Whytecliff’s approach is logical and intuitive, avoids pushback, allows children to use their natural faculties, and is anchored in the latest science. This framework also builds on strengths and only starts where children have a natural readiness to grow. At Whytecliff, healthy growth and change becomes the norm; when children look around, all the other children are naturally developing, maturing, expanding their range of gifts and talents, and extending their aspirations upward; it’s contagious! In seeing other kids take the leap, children feel drawn to join in.
Savoring the Good
Every day, we teach children strategies for engaging with positive experiences of life, appreciating them, and savouring them (as well as options to cope with adversity). Research shows that having positive emotions – or being happy – at school, and while learning in particular, can boost effective cognitive processing (Hinton et al. 2008), critical thinking, resilience, and even physical health (Cohn et al. 2009; Fredrickson 2001).
Bouncing Back
“Resilience is like a trampoline; if you’re not attached to the supports around you, you don’t bounce back.”
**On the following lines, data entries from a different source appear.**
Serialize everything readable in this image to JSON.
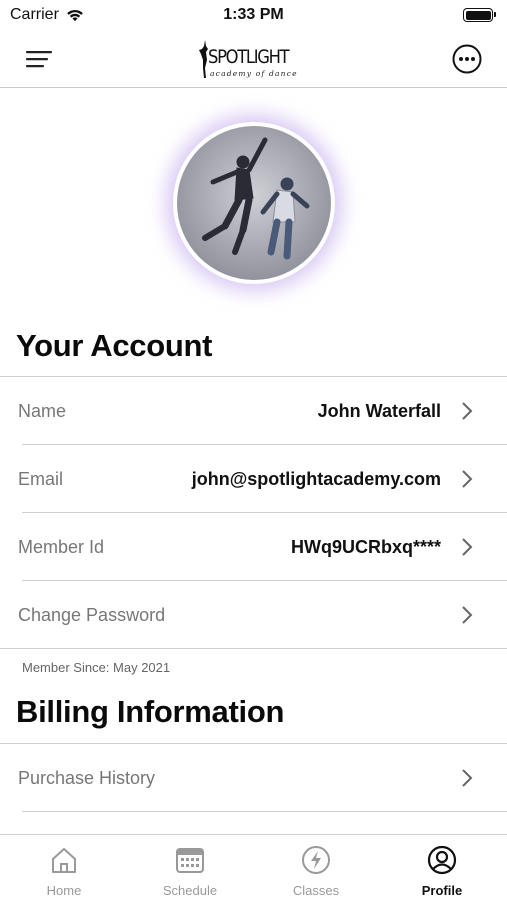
{
  "status_bar": {
    "carrier": "Carrier",
    "time": "1:33 PM"
  },
  "nav": {
    "logo_main": "SPOTLIGHT",
    "logo_sub": "academy of dance"
  },
  "account": {
    "title": "Your Account",
    "rows": [
      {
        "label": "Name",
        "value": "John Waterfall"
      },
      {
        "label": "Email",
        "value": "john@spotlightacademy.com"
      },
      {
        "label": "Member Id",
        "value": "HWq9UCRbxq****"
      },
      {
        "label": "Change Password",
        "value": ""
      }
    ],
    "member_since": "Member Since: May 2021"
  },
  "billing": {
    "title": "Billing Information",
    "rows": [
      {
        "label": "Purchase History"
      }
    ]
  },
  "tabs": [
    {
      "label": "Home",
      "icon": "home-icon"
    },
    {
      "label": "Schedule",
      "icon": "calendar-icon"
    },
    {
      "label": "Classes",
      "icon": "lightning-icon"
    },
    {
      "label": "Profile",
      "icon": "user-circle-icon",
      "active": true
    }
  ],
  "colors": {
    "avatar_glow": "#bea0eb",
    "active_tab": "#111111",
    "inactive_tab": "#999999"
  }
}
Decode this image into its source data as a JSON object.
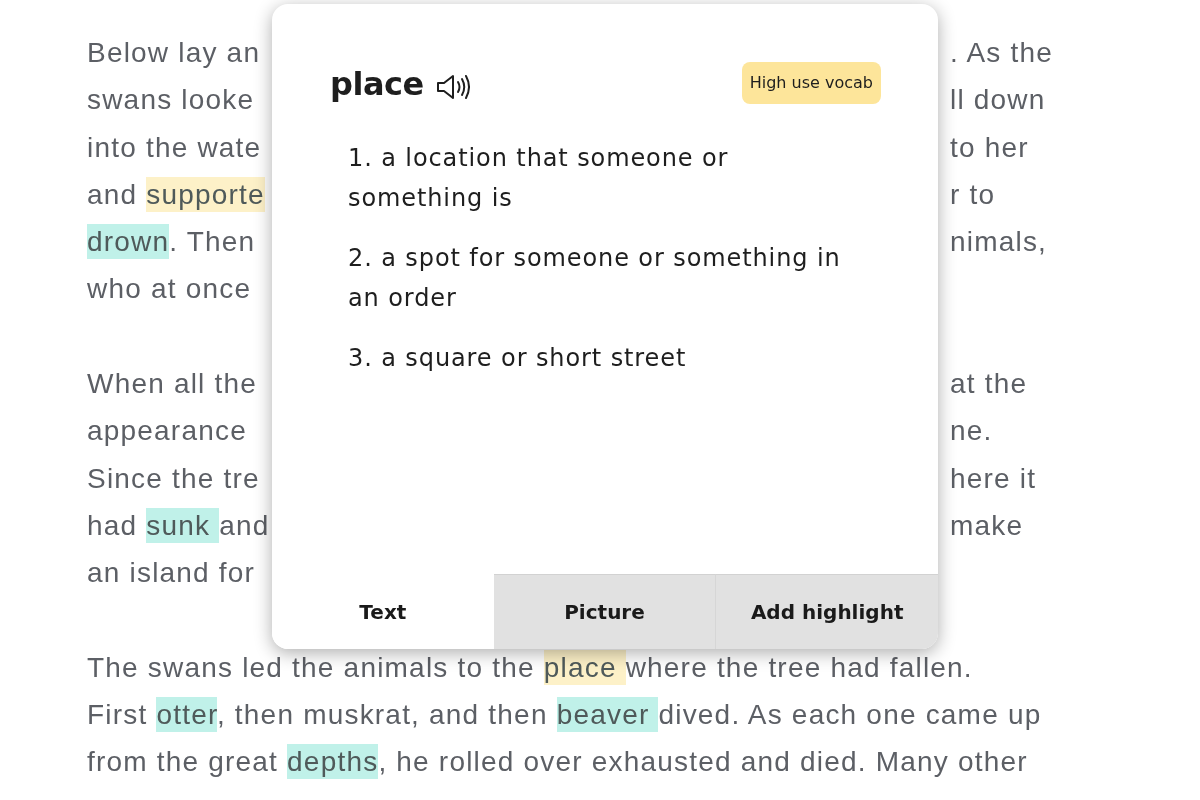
{
  "passage": {
    "paragraphs": [
      {
        "lines": [
          {
            "left": [
              {
                "text": "Below lay an"
              }
            ],
            "right": [
              {
                "text": ". As the"
              }
            ]
          },
          {
            "left": [
              {
                "text": "swans looke"
              }
            ],
            "right": [
              {
                "text": "ll down"
              }
            ]
          },
          {
            "left": [
              {
                "text": "into the wate"
              }
            ],
            "right": [
              {
                "text": "to her"
              }
            ]
          },
          {
            "left": [
              {
                "text": "and "
              },
              {
                "text": "supporte",
                "color": "#fdf1c8"
              }
            ],
            "right": [
              {
                "text": "r to"
              }
            ]
          },
          {
            "left": [
              {
                "text": "drown",
                "color": "#c0f1e9"
              },
              {
                "text": ". Then"
              }
            ],
            "right": [
              {
                "text": "nimals,"
              }
            ]
          },
          {
            "left": [
              {
                "text": "who at once"
              }
            ]
          }
        ]
      },
      {
        "lines": [
          {
            "left": [
              {
                "text": "When all the"
              }
            ],
            "right": [
              {
                "text": "at the"
              }
            ]
          },
          {
            "left": [
              {
                "text": "appearance"
              }
            ],
            "right": [
              {
                "text": "ne."
              }
            ]
          },
          {
            "left": [
              {
                "text": "Since the tre"
              }
            ],
            "right": [
              {
                "text": "here it"
              }
            ]
          },
          {
            "left": [
              {
                "text": "had "
              },
              {
                "text": "sunk ",
                "color": "#c0f1e9"
              },
              {
                "text": "and"
              }
            ],
            "right": [
              {
                "text": "make"
              }
            ]
          },
          {
            "left": [
              {
                "text": "an island for"
              }
            ]
          }
        ]
      },
      {
        "lines": [
          {
            "segments": [
              {
                "text": "The swans led the animals to the "
              },
              {
                "text": "place ",
                "color": "#fdf1c8"
              },
              {
                "text": "where the tree had fallen."
              }
            ]
          },
          {
            "segments": [
              {
                "text": "First "
              },
              {
                "text": "otter",
                "color": "#c0f1e9"
              },
              {
                "text": ", then muskrat, and then "
              },
              {
                "text": "beaver ",
                "color": "#c0f1e9"
              },
              {
                "text": "dived. As each one came up"
              }
            ]
          },
          {
            "segments": [
              {
                "text": "from the great "
              },
              {
                "text": "depths",
                "color": "#c0f1e9"
              },
              {
                "text": ", he rolled over exhausted and died. Many other"
              }
            ]
          }
        ]
      }
    ]
  },
  "popup": {
    "word": "place",
    "badge": "High use vocab",
    "definitions": [
      "1. a location that someone or something is",
      "2. a spot for someone or something in an order",
      "3. a square or short street"
    ],
    "tabs": [
      {
        "label": "Text",
        "selected": true
      },
      {
        "label": "Picture",
        "selected": false
      },
      {
        "label": "Add highlight",
        "selected": false
      }
    ]
  }
}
All of us, with the right resources and supports, have a positive adaptive capacity to not only emerge from difficult circumstances, but to rebound strengthened and more resourceful. While there are many factors, self-valuation, confidence, autonomy and problem-solving seem to be critical for boosting resilience. All of these are nurtured in participants as a natural part of the program’s developmental approach.
At Whytecliff, we create natural opportunities for each student to build these ‘core strengths’ of resilience by weaving them into different subject areas as part of the curriculum. For example, we teach students specific strategies designed to change their perception of negative events and allow them to see positive outcomes. And we teach skills of self-reflection – how to ‘step back’ in order to ‘leap forward’.
Connecting to Solid Ground
Resilience, however, is not simply an intra-personal trait; it transcends the individual and develops largely as a matter of having quality connections to the right resources and supports. Whytecliff helps children seek out additional emotional and practical supports from others and build meaningful, connected relationships (which both buffer children from stress and adversity and promote positive emotions and wider perspectives). We don’t want our students to just bounce back when times are tough, we want them to spring forward – pulled by their future and seeing with fresh eyes.